Sebagai langkah preventif, lingkungan kampus didorong untuk menciptakan relasi sosial yang sehat serta iklim yang inklusif. Untuk mendukung hal tersebut, pihak fakultas telah menyediakan akses layanan konselor tetap setiap hari Senin guna memastikan sivitas akademika mendapatkan dukungan profesional yang memadai di samping layanan medis fisik yang sudah tersedia.

Psikolog Ratih Ratnasari menjelaskan bahwa setiap orang dapat berperan dalam memberikan pertolongan pertama secara psikologis atau Psychological First Aid (PFA).

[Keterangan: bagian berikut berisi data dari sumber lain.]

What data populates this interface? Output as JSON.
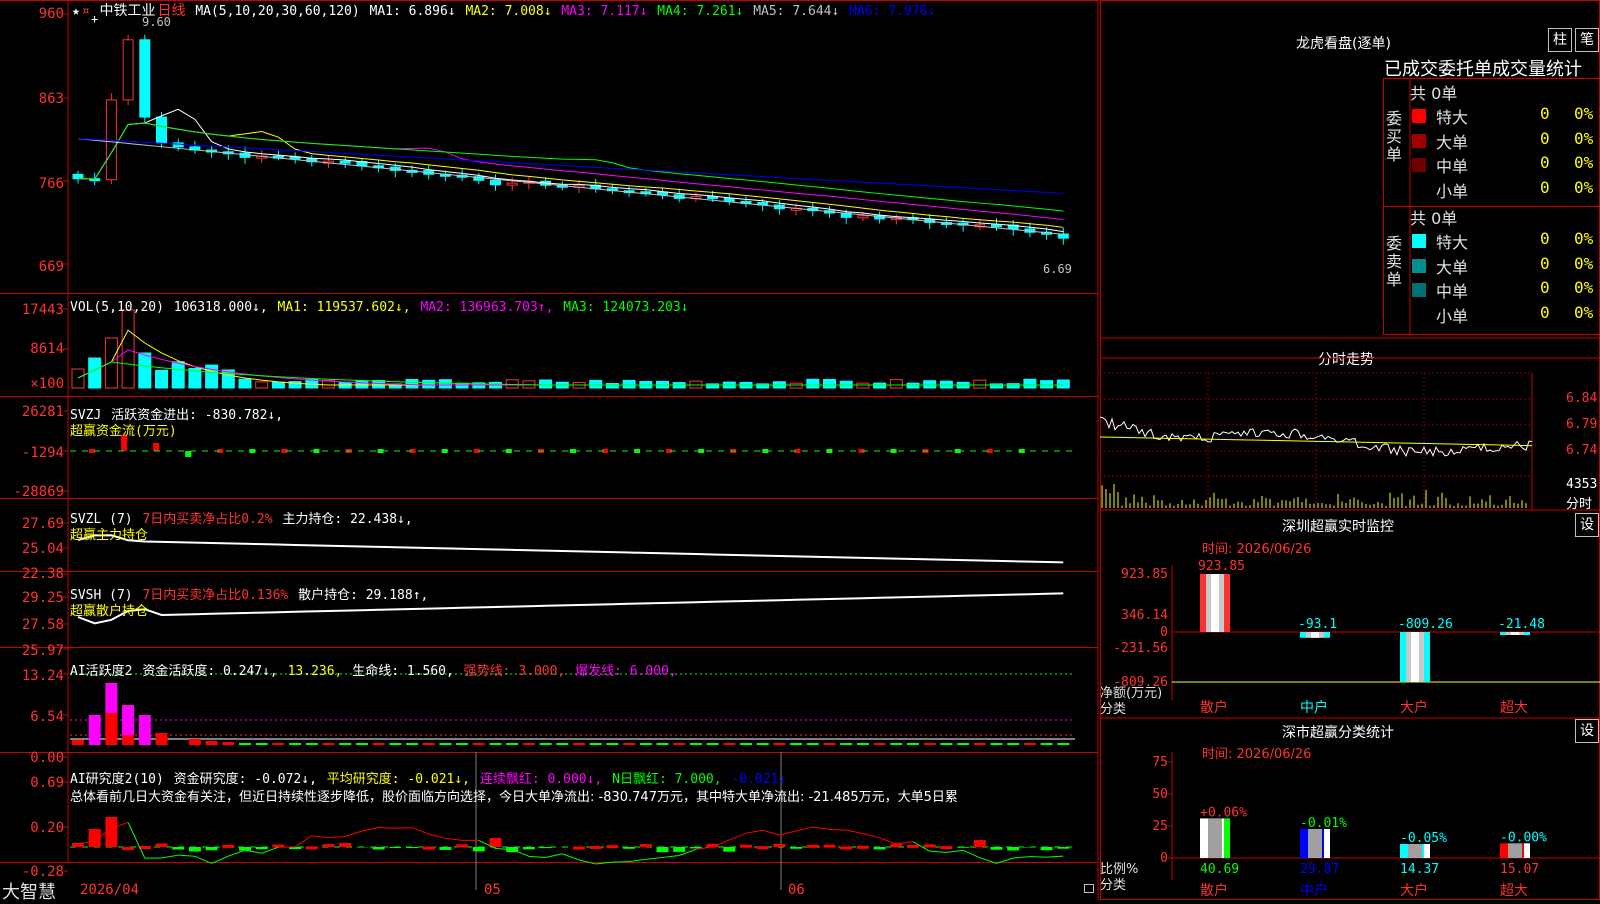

PFA bertujuan memberikan rasa tenang dan dukungan bagi mereka yang sedang mengalami tekanan emosional, seperti kejenuhan kerja (burnout), kecemasan berlebihan, hingga hambatan dalam fokus belajar.

Ratih menambahkan, kunci utama dalam mendampingi seseorang yang tertekan adalah melalui teknik mendengarkan secara aktif tanpa distraksi gawai serta memberikan validasi emosi. Hal krusial lainnya adalah menghindari tindakan menghakimi, membandingkan masalah, atau memaksakan solusi secara terburu-buru, sebab pendekatan yang kurang tepat justru berisiko memperburuk kondisi kesehatan mental seseorang.